Samsun'da yaşanan heyelan felaketi, hepimizi derinden etkiledi. Yaşanan can kayıpları, toplum olarak büyük bir acıyı paylaşmamıza neden oldu.
Ancak, ne yazık ki bu ortak acıyı birleştirici bir unsura dönüştürmek yerine, siyasi çıkar peşinde koşan bir anlayış yeniden sahneye çıktı. Muhalefet, bu kez de toprak kayması nedeniyle ilgisiz kişi ve kurumları suçlayarak yeni bir fayda sağlama çabasına girişti.
Unutulmamalıdır ki, aynı muhalefet yaklaşık bir buçuk yıl önce bölgede heyelan riskini analiz ettirerek Bayrak Tepe bölgesini kapatma kararı alan dönemin Büyükşehir Belediye Başkanı Sayın Mustafa Demir’i hedef almıştı. Başkan Demir’in bölgeyi kapatarak gerekli önlemleri alma çabası, "rant sağlama" bahanesiyle suçlanmış, alınan tedbirler engellenmeye ve çalışmalar yavaşlatılmaya çalışılmıştı. O dönem yapılan bu iftiraların etkisi, bölge halkını yanıltmış ve gerekli adımların atılmasını zorlaştırmıştı.
Bugün yaşanan felaket, o dönemde alınmaya çalışılan önlemlerin ne kadar hayati olduğunu bir kez daha göstermiştir.
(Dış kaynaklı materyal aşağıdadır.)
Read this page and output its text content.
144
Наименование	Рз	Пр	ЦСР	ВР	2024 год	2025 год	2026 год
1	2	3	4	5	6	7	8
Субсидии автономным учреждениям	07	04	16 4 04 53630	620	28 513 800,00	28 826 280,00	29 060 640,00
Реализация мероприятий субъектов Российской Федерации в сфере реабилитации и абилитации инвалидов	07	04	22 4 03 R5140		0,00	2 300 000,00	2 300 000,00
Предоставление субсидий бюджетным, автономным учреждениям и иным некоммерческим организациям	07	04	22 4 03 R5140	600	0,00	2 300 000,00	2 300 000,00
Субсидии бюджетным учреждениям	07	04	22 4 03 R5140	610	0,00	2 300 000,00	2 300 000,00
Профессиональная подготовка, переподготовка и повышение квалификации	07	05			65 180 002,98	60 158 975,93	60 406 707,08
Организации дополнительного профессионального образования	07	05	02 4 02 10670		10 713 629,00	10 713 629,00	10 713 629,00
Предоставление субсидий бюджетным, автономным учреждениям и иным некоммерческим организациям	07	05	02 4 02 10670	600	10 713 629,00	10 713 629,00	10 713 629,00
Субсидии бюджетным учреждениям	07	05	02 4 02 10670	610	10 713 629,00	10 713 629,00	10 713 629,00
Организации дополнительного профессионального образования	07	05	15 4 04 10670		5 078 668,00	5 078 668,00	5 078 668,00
Ancak siyasi çıkar peşindeki bu anlayış, geçmişte olduğu gibi bugün de sorumluluk almak yerine, suçlama ve karalama yolunu tercih etmektedir.
Heyelan gibi doğal afetler, sadece teknik tedbirlerle değil, aynı zamanda toplumsal iş birliği ve ortak akılla önlenebilir ya da etkileri en aza indirilebilir. Ancak, alınan tedbirlerin siyaset malzemesi haline getirilmesi, felaketlere davetiye çıkaran bir anlayışı da beraberinde getirmektedir. Bu anlayış, yalnızca teknik çalışmaları baltalamakla kalmıyor; aynı zamanda kamuoyunun doğru bilgilendirilmesini de engelliyor.
Felaketler, toplumun birlikte hareket etmesi gereken anlardır. Acıların paylaşılması, çözüm yollarının aranması ve geleceğe dair daha güvenli adımlar atılması, bu süreçlerin öncelikli hedefleri olmalıdır. Ancak bu hedeflerin yerine, suçlama ve siyasi kazanç çabalarının konulması, hem toplumsal güveni hem de ortak mücadele azmini zayıflatmaktadır.
Bugün, daha sağduyulu ve yapıcı bir yaklaşımı benimsemek zorundayız. Yaşanan kayıplardan ders alarak, gelecekte benzer felaketlerin yaşanmasını önleyecek adımları desteklemeliyiz. Hep birlikte, acıların rant kapısı haline getirilmesine karşı durmalı ve toplumsal dayanışmayı güçlendirmeliyiz.